この取組みは始めてからちょうど2年が経過したが、続ければ続けるほど「大都会」ティンプーの嫌なところが見えてきて、つらい気持ちになった。もうやめようかと思ったことも何度かあったが、自分のブータン駐在生活も残り3カ月足らずとなり、ゴールも見えてきたので、もうちょっと頑張ろうと気持ちを奮い立たせているところである。

最近、たまたま1990年前後のノルジンラムや時計塔広場の写真を見せてもらう機会があったが、印象的だったのはゴミが全然落ちていないことだった。プラスチックやビニールといったゴミがまだそれほどなかった時代だったのだろう。ゴミの構成が変化して来たのに人々の生活習慣がそれについていけてないというのもあるのだろうが、それにしても30年あれば、政府側と市民側双方がその気になれば制度は変えられた筈だ。

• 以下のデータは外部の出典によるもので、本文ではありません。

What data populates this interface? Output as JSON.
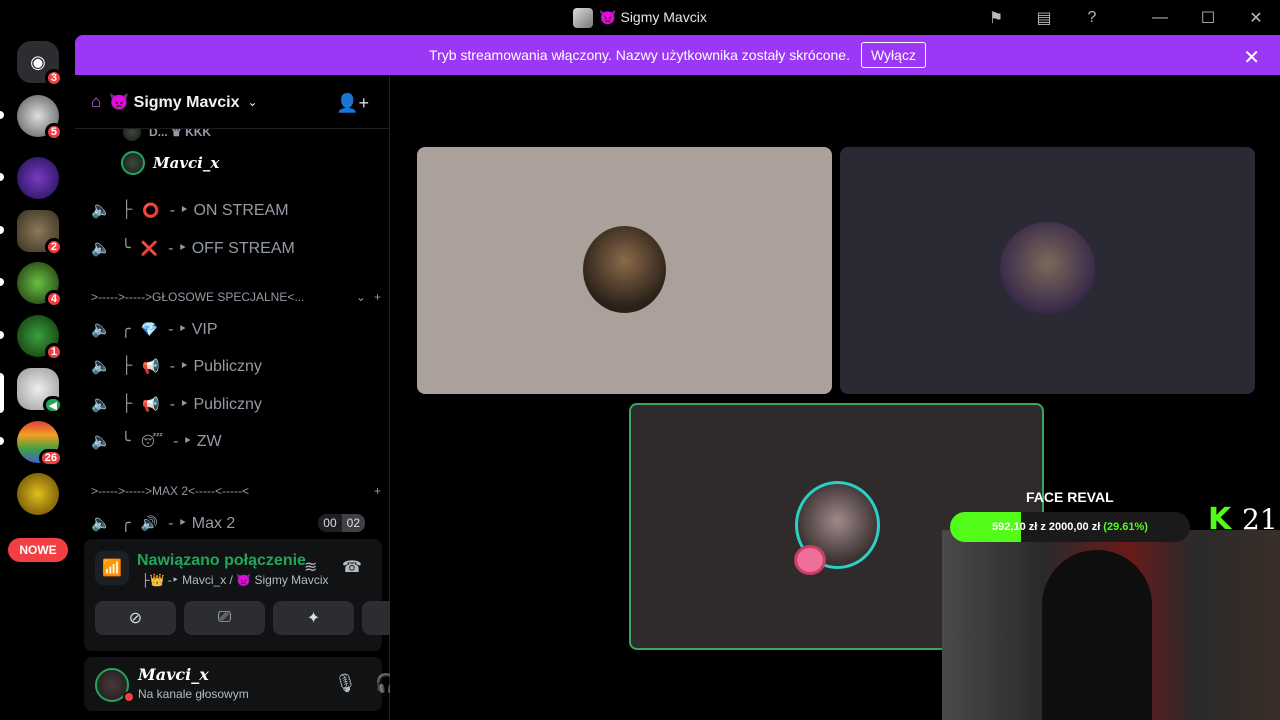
{
  "window": {
    "title": "👿 Sigmy Mavcix",
    "controls": {
      "minimize": "—",
      "maximize": "☐",
      "close": "✕"
    },
    "toolbar_icons": [
      "flag-icon",
      "inbox-icon",
      "help-icon"
    ]
  },
  "servers": {
    "items": [
      {
        "name": "discord-home",
        "badge": "3"
      },
      {
        "name": "server-1",
        "badge": "5"
      },
      {
        "name": "server-zakon",
        "badge": ""
      },
      {
        "name": "server-3",
        "badge": "2"
      },
      {
        "name": "server-4",
        "badge": "4"
      },
      {
        "name": "server-5",
        "badge": "1"
      },
      {
        "name": "server-6",
        "badge": ""
      },
      {
        "name": "server-7",
        "badge": "26"
      },
      {
        "name": "server-8",
        "badge": ""
      }
    ],
    "new_pill": "NOWE"
  },
  "banner": {
    "text": "Tryb streamowania włączony. Nazwy użytkownika zostały skrócone.",
    "button": "Wyłącz",
    "close": "✕"
  },
  "guild": {
    "name": "👿 Sigmy Mavcix",
    "chevron": "⌄"
  },
  "channels": {
    "partial_user": "D... ♛ KKK",
    "user_in_channel": "Mavci_x",
    "voice": [
      {
        "prefix": "├",
        "emoji": "⭕",
        "name": "- ‣ ON STREAM"
      },
      {
        "prefix": "╰",
        "emoji": "❌",
        "name": "- ‣ OFF STREAM"
      }
    ],
    "category1": ">----->----->GŁOSOWE SPECJALNE<...",
    "voice2": [
      {
        "prefix": "╭",
        "emoji": "💎",
        "name": "- ‣ VIP"
      },
      {
        "prefix": "├",
        "emoji": "📢",
        "name": "- ‣ Publiczny"
      },
      {
        "prefix": "├",
        "emoji": "📢",
        "name": "- ‣  Publiczny"
      },
      {
        "prefix": "╰",
        "emoji": "😴",
        "name": "- ‣ ZW"
      }
    ],
    "category2": ">----->----->MAX 2<-----<-----<",
    "max2": {
      "prefix": "╭",
      "emoji": "🔊",
      "name": "- ‣ Max 2",
      "count_left": "00",
      "count_right": "02"
    }
  },
  "voice_panel": {
    "status": "Nawiązano połączenie",
    "channel": "├👑 -‣ Mavci_x / 👿 Sigmy Mavcix"
  },
  "user_panel": {
    "username": "Mavci_x",
    "status": "Na kanale głosowym"
  },
  "overlay": {
    "title": "FACE REVAL",
    "goal_text": "592,10 zł z 2000,00 zł",
    "goal_pct": "(29.61%)",
    "goal_fraction": 0.2961,
    "kick_count": "21",
    "kick_letter": "K"
  },
  "colors": {
    "banner": "#9b37f5",
    "connected": "#23a55a",
    "badge": "#f23f43",
    "kick": "#53fc18"
  }
}
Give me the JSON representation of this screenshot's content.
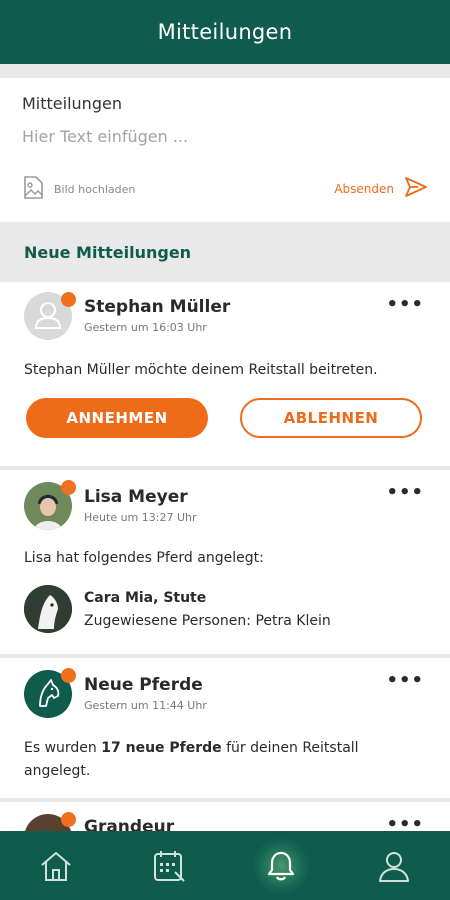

こういう記事を読んで、少しでも感じてくれる人が出てきてくれたら嬉しい。今年の建国記念日式典における国王のメッセージは公務員の意識改革にあったみたいだが、公務員だけが意識を変えれば社会が良くなるというものでもないと思う。「公」の責務を負う部分は市民サイドにもある筈。市民も変わらないと、ゴミ問題ではいつまで経っても「捨てる側」と「拾う側」とを明確に分ける思考から脱却できない。いつか、ゴミ問題を国民に向けたメッセージとして取り上げてもらえないものかと思う。